Why Child Protection?

Children in our setting are exposed to violence, abuse, physical and sexual exploitation, early or forced marriage and trafficking. Many children will spend their entire childhoods away from home, sometimes separated from their families.

Even where they are not directly targeted, children witness household violence, experience terror, and deal with uncertainty and anxiety daily. The lasting effects can be both physical and emotional, impacting heavily on children’s learning, behaviour, and emotional and social development. Very rural communities also deprive children of access to health, nutrition, water and sanitation, education, and other basic needs.

What we do

AECA undertakes child protection training to all our beneficiaries and supports local actors to ensure that efforts to protect children in our communities are timely, well-coordinated, and achieving maximum coverage, quality and impact.

Our Interventions

1. Training and awareness creation on CP to children, their guardians and community members.

2. Strengthening advocacy, policy and integrated approaches to better prioritize and deliver safe and inclusive child protection services through key partnerships.
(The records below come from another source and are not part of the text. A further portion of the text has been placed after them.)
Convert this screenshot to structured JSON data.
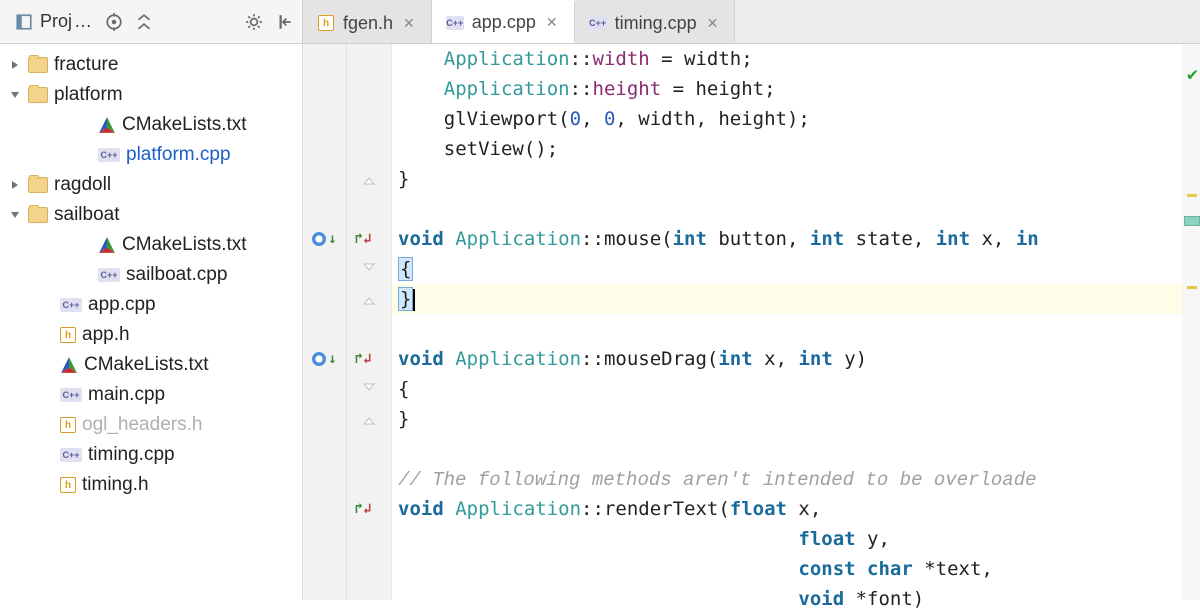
{
  "project_panel": {
    "title": "Proj"
  },
  "tabs": [
    {
      "icon": "h",
      "label": "fgen.h",
      "active": false
    },
    {
      "icon": "cpp",
      "label": "app.cpp",
      "active": true
    },
    {
      "icon": "cpp",
      "label": "timing.cpp",
      "active": false
    }
  ],
  "tree": {
    "items": [
      {
        "level": 1,
        "arrow": "right",
        "icon": "folder",
        "label": "fracture"
      },
      {
        "level": 1,
        "arrow": "down",
        "icon": "folder",
        "label": "platform"
      },
      {
        "level": 3,
        "arrow": "",
        "icon": "cmake",
        "label": "CMakeLists.txt"
      },
      {
        "level": 3,
        "arrow": "",
        "icon": "cpp",
        "label": "platform.cpp",
        "color": "blue"
      },
      {
        "level": 1,
        "arrow": "right",
        "icon": "folder",
        "label": "ragdoll"
      },
      {
        "level": 1,
        "arrow": "down",
        "icon": "folder",
        "label": "sailboat"
      },
      {
        "level": 3,
        "arrow": "",
        "icon": "cmake",
        "label": "CMakeLists.txt"
      },
      {
        "level": 3,
        "arrow": "",
        "icon": "cpp",
        "label": "sailboat.cpp"
      },
      {
        "level": 2,
        "arrow": "",
        "icon": "cpp",
        "label": "app.cpp"
      },
      {
        "level": 2,
        "arrow": "",
        "icon": "h",
        "label": "app.h"
      },
      {
        "level": 2,
        "arrow": "",
        "icon": "cmake",
        "label": "CMakeLists.txt"
      },
      {
        "level": 2,
        "arrow": "",
        "icon": "cpp",
        "label": "main.cpp"
      },
      {
        "level": 2,
        "arrow": "",
        "icon": "h",
        "label": "ogl_headers.h",
        "color": "muted"
      },
      {
        "level": 2,
        "arrow": "",
        "icon": "cpp",
        "label": "timing.cpp"
      },
      {
        "level": 2,
        "arrow": "",
        "icon": "h",
        "label": "timing.h"
      }
    ]
  },
  "code": {
    "lines": [
      {
        "indent": 4,
        "tokens": [
          [
            "cls",
            "Application"
          ],
          [
            "scope",
            "::"
          ],
          [
            "member",
            "width"
          ],
          [
            "txt",
            " = width;"
          ]
        ]
      },
      {
        "indent": 4,
        "tokens": [
          [
            "cls",
            "Application"
          ],
          [
            "scope",
            "::"
          ],
          [
            "member",
            "height"
          ],
          [
            "txt",
            " = height;"
          ]
        ]
      },
      {
        "indent": 4,
        "tokens": [
          [
            "fn",
            "glViewport("
          ],
          [
            "num",
            "0"
          ],
          [
            "txt",
            ", "
          ],
          [
            "num",
            "0"
          ],
          [
            "txt",
            ", width, height);"
          ]
        ]
      },
      {
        "indent": 4,
        "tokens": [
          [
            "fn",
            "setView();"
          ]
        ]
      },
      {
        "indent": 0,
        "tokens": [
          [
            "txt",
            "}"
          ]
        ],
        "fold_end": true
      },
      {
        "indent": 0,
        "tokens": []
      },
      {
        "indent": 0,
        "tokens": [
          [
            "kw-void",
            "void "
          ],
          [
            "cls",
            "Application"
          ],
          [
            "scope",
            "::"
          ],
          [
            "fn",
            "mouse"
          ],
          [
            "txt",
            "("
          ],
          [
            "kw-type",
            "int"
          ],
          [
            "txt",
            " button, "
          ],
          [
            "kw-type",
            "int"
          ],
          [
            "txt",
            " state, "
          ],
          [
            "kw-type",
            "int"
          ],
          [
            "txt",
            " x, "
          ],
          [
            "kw-type",
            "in"
          ]
        ],
        "override": true
      },
      {
        "indent": 0,
        "tokens": [
          [
            "brace-hl",
            "{"
          ]
        ],
        "fold_start": true
      },
      {
        "indent": 0,
        "tokens": [
          [
            "brace-hl",
            "}"
          ]
        ],
        "fold_end": true,
        "hl": true,
        "caret": true
      },
      {
        "indent": 0,
        "tokens": []
      },
      {
        "indent": 0,
        "tokens": [
          [
            "kw-void",
            "void "
          ],
          [
            "cls",
            "Application"
          ],
          [
            "scope",
            "::"
          ],
          [
            "fn",
            "mouseDrag"
          ],
          [
            "txt",
            "("
          ],
          [
            "kw-type",
            "int"
          ],
          [
            "txt",
            " x, "
          ],
          [
            "kw-type",
            "int"
          ],
          [
            "txt",
            " y)"
          ]
        ],
        "override": true
      },
      {
        "indent": 0,
        "tokens": [
          [
            "txt",
            "{"
          ]
        ],
        "fold_start": true
      },
      {
        "indent": 0,
        "tokens": [
          [
            "txt",
            "}"
          ]
        ],
        "fold_end": true
      },
      {
        "indent": 0,
        "tokens": []
      },
      {
        "indent": 0,
        "tokens": [
          [
            "comment",
            "// The following methods aren't intended to be overloade"
          ]
        ]
      },
      {
        "indent": 0,
        "tokens": [
          [
            "kw-void",
            "void "
          ],
          [
            "cls",
            "Application"
          ],
          [
            "scope",
            "::"
          ],
          [
            "fn",
            "renderText"
          ],
          [
            "txt",
            "("
          ],
          [
            "kw-type",
            "float"
          ],
          [
            "txt",
            " x,"
          ]
        ],
        "nav": true
      },
      {
        "indent": 35,
        "tokens": [
          [
            "kw-type",
            "float"
          ],
          [
            "txt",
            " y,"
          ]
        ]
      },
      {
        "indent": 35,
        "tokens": [
          [
            "kw-type",
            "const char"
          ],
          [
            "txt",
            " *text,"
          ]
        ]
      },
      {
        "indent": 35,
        "tokens": [
          [
            "kw-type",
            "void"
          ],
          [
            "txt",
            " *font)"
          ]
        ]
      }
    ]
  }
}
3. Strengthening already existing and locally owned child protection coordination systems and improving local service provision through close collaboration with county governments, civil society, protection actors, other clusters/sectors and national actors.

5. Improve the quality of child protection prevention and preparedness measures and responses through quality monitoring systems, stronger analysis and the building of an evidence base of good practice.

Impact 2022-2023

2,200+
Children trained on their rights and responsibilities.
123+
Caregivers trained on child protection and parenting skills.
7
Child abuse cases reported to authorities
12
Communities trained and sensitized on community based child protection.
3
Civil society child protection actors meetings facilitated.
6
Schools adopt child friendly school policy.

Stories Of Change

Leonard Okinyi

I am a community social worker, supporting local children. I have worked very closely with AECA in promoting child protection within Homa Bay County. The organisation has facilitated my activities promptly thus rescuing so many children from early marriages and eminent destruction.

Miriam Aoko

I got married at 14. My marriage was nothing but an opportunity for poverty and deprivation. After one year and a half into marriage, I left my kid with my husband and went to work as a sex worker in Homa Bay town. Teacher Jacinta from AECA approached me asking me if I would be willing to go back to school. I am now waiting to join my first year at a local vocational training center.

Fredrick Mola

I dropped out of school at 12 and became a fisherman at a Kokidi beach. Due to peer pressure, I became addicted to alcohol and bang and leaved a bad life. I thank God for meeting AECA. Through their mentorship and prayer program, am now changed and working as a fishing equipment seller and as a church youth leader.